CGD is a training-free, model-agnostic inference-time method:
- Generate: The LLM produces an initial answer for each question.
- Check: An NLI checker (GPT-4o-mini) tests the answer against all prior answers for contradictions.
- Repair: If a contradiction is found, a revision prompt with the conflicting answer and shared premise elicits a corrected response.
CGD works with any LLM (including black-box APIs), requires no fine-tuning, and adds minimal overhead.

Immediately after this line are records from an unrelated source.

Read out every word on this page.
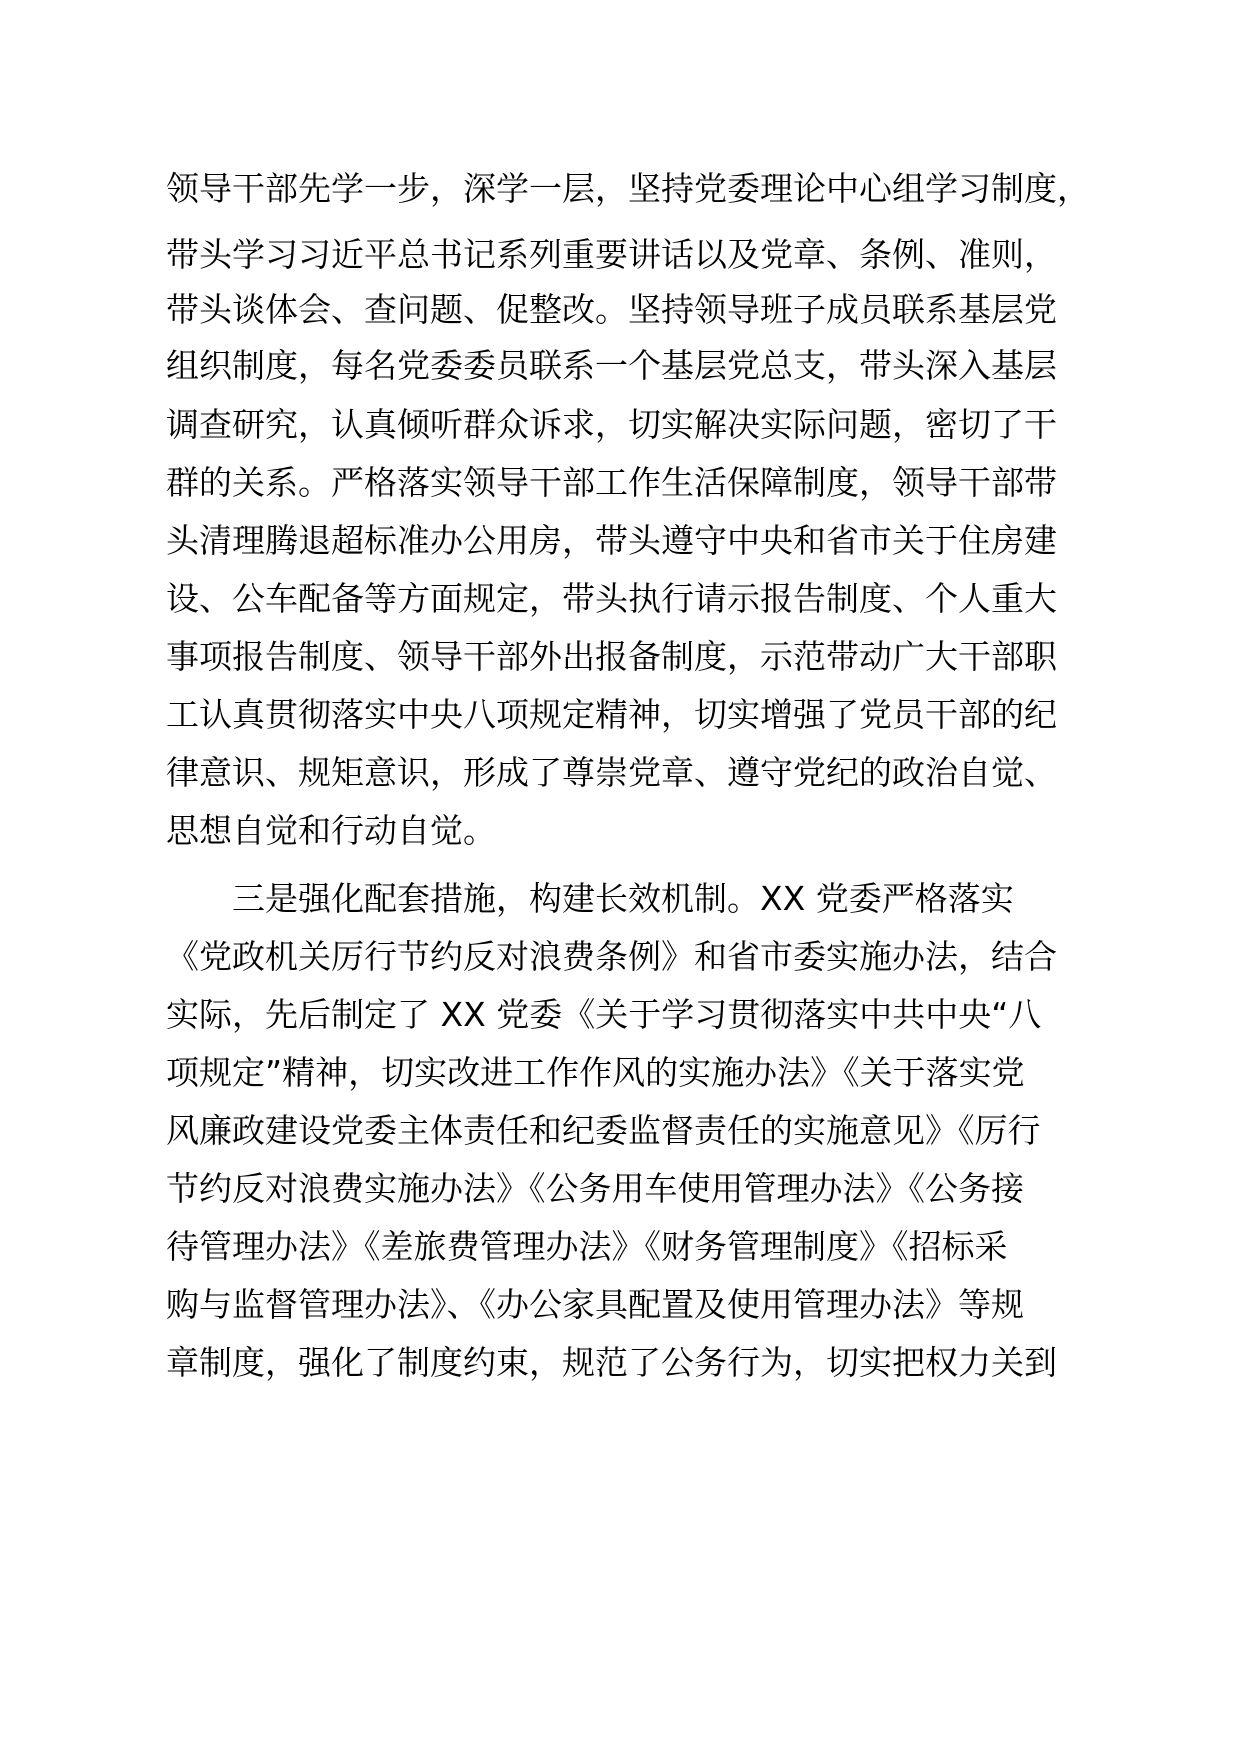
领导干部先学一步，深学一层，坚持党委理论中心组学习制度，
带头学习习近平总书记系列重要讲话以及党章、条例、准则，
带头谈体会、查问题、促整改。坚持领导班子成员联系基层党
组织制度，每名党委委员联系一个基层党总支，带头深入基层
调查研究，认真倾听群众诉求，切实解决实际问题，密切了干
群的关系。严格落实领导干部工作生活保障制度，领导干部带
头清理腾退超标准办公用房，带头遵守中央和省市关于住房建
设、公车配备等方面规定，带头执行请示报告制度、个人重大
事项报告制度、领导干部外出报备制度，示范带动广大干部职
工认真贯彻落实中央八项规定精神，切实增强了党员干部的纪
律意识、规矩意识，形成了尊崇党章、遵守党纪的政治自觉、
思想自觉和行动自觉。
三是强化配套措施，构建长效机制。XX 党委严格落实
《党政机关厉行节约反对浪费条例》和省市委实施办法，结合
实际，先后制定了 XX 党委《关于学习贯彻落实中共中央“八
项规定”精神，切实改进工作作风的实施办法》《关于落实党
风廉政建设党委主体责任和纪委监督责任的实施意见》《厉行
节约反对浪费实施办法》《公务用车使用管理办法》《公务接
待管理办法》《差旅费管理办法》《财务管理制度》《招标采
购与监督管理办法》、《办公家具配置及使用管理办法》等规
章制度，强化了制度约束，规范了公务行为，切实把权力关到
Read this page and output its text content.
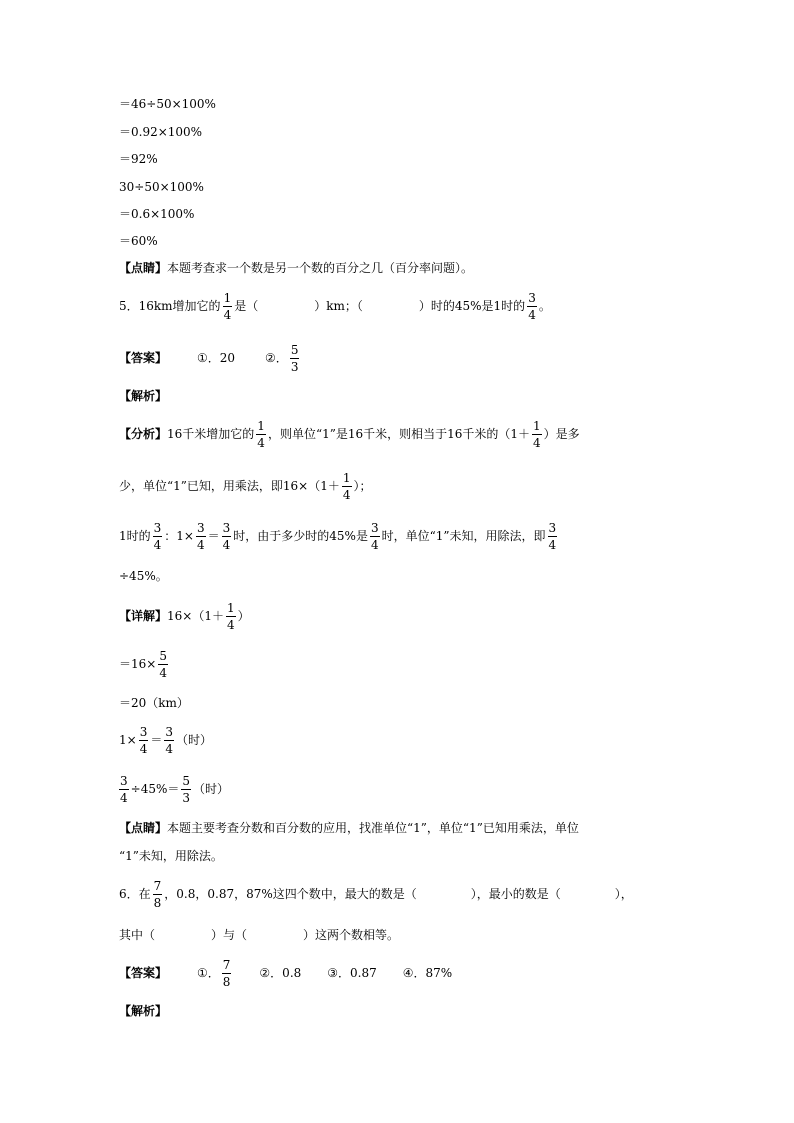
＝46÷50×100%
＝0.92×100%
＝92%
30÷50×100%
＝0.6×100%
＝60%
【点睛】 本题考查求一个数是另一个数的百分之几（百分率问题）。
5．16km增加它的 $\frac{1}{4}$ 是（	）km；（	）时的45%是1时的 $\frac{3}{4}$ 。
【答案】	①．20	②． $\frac{5}{3}$
【解析】
【分析】 16千米增加它的 $\frac{1}{4}$ ，则单位“1”是16千米，则相当于16千米的（$1+ \frac{1}{4}$ ）是多
少，单位“1”已知，用乘法，即$16\times(1+ \frac{1}{4}$ ）；
1时的 $\frac{3}{4}$ ：$1\times \frac{3}{4} = \frac{3}{4}$ 时，由于多少时的45%是 $\frac{3}{4}$ 时，单位“1”未知，用除法，即 $\frac{3}{4}$
÷45%。
【详解】 $16\times(1+ \frac{1}{4}$ ）
$=16\times \frac{5}{4}$
＝20（km）
$1\times \frac{3}{4} = \frac{3}{4}$ （时）
$\frac{3}{4} \div 45\%= \frac{5}{3}$ （时）
【点睛】 本题主要考查分数和百分数的应用，找准单位“1”，单位“1”已知用乘法，单位
“1”未知，用除法。
6．在 $\frac{7}{8}$ ，0.8，0.87，87%这四个数中，最大的数是（	），最小的数是（	），
其中（	）与（	）这两个数相等。
【答案】	①． $\frac{7}{8}$ ②．0.8 ③．0.87 ④．87%
【解析】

18 frontier LLMs across 6 families:
- OpenAI: GPT-5.2, GPT-5, GPT-5 Mini, GPT-4.1, GPT-4o, o3
- Anthropic: Claude Opus 4.6, Claude Sonnet 4.6, Claude Sonnet 4.5, Claude 3.5 Sonnet
- Google: Gemini 2.5 Pro, Gemini 2.5 Flash, Gemini 2.0 Flash
- DeepSeek: DeepSeek V3.2, DeepSeek-R1
- Meta: Llama 3.3 70B, Llama 3.1 70B
- Qwen: Qwen 2.5 72B
@inproceedings{bansal2026consistency,
title={Logical Consistency Under Pressure: Probing and Repairing Cross-Query Contradictions in {LLMs}},
author={Bansal, Aayam},
booktitle={ICLR 2026 Workshop on Logical Reasoning of Large Language Models},
year={2026}
}This project is licensed under the MIT License. See LICENSE for details.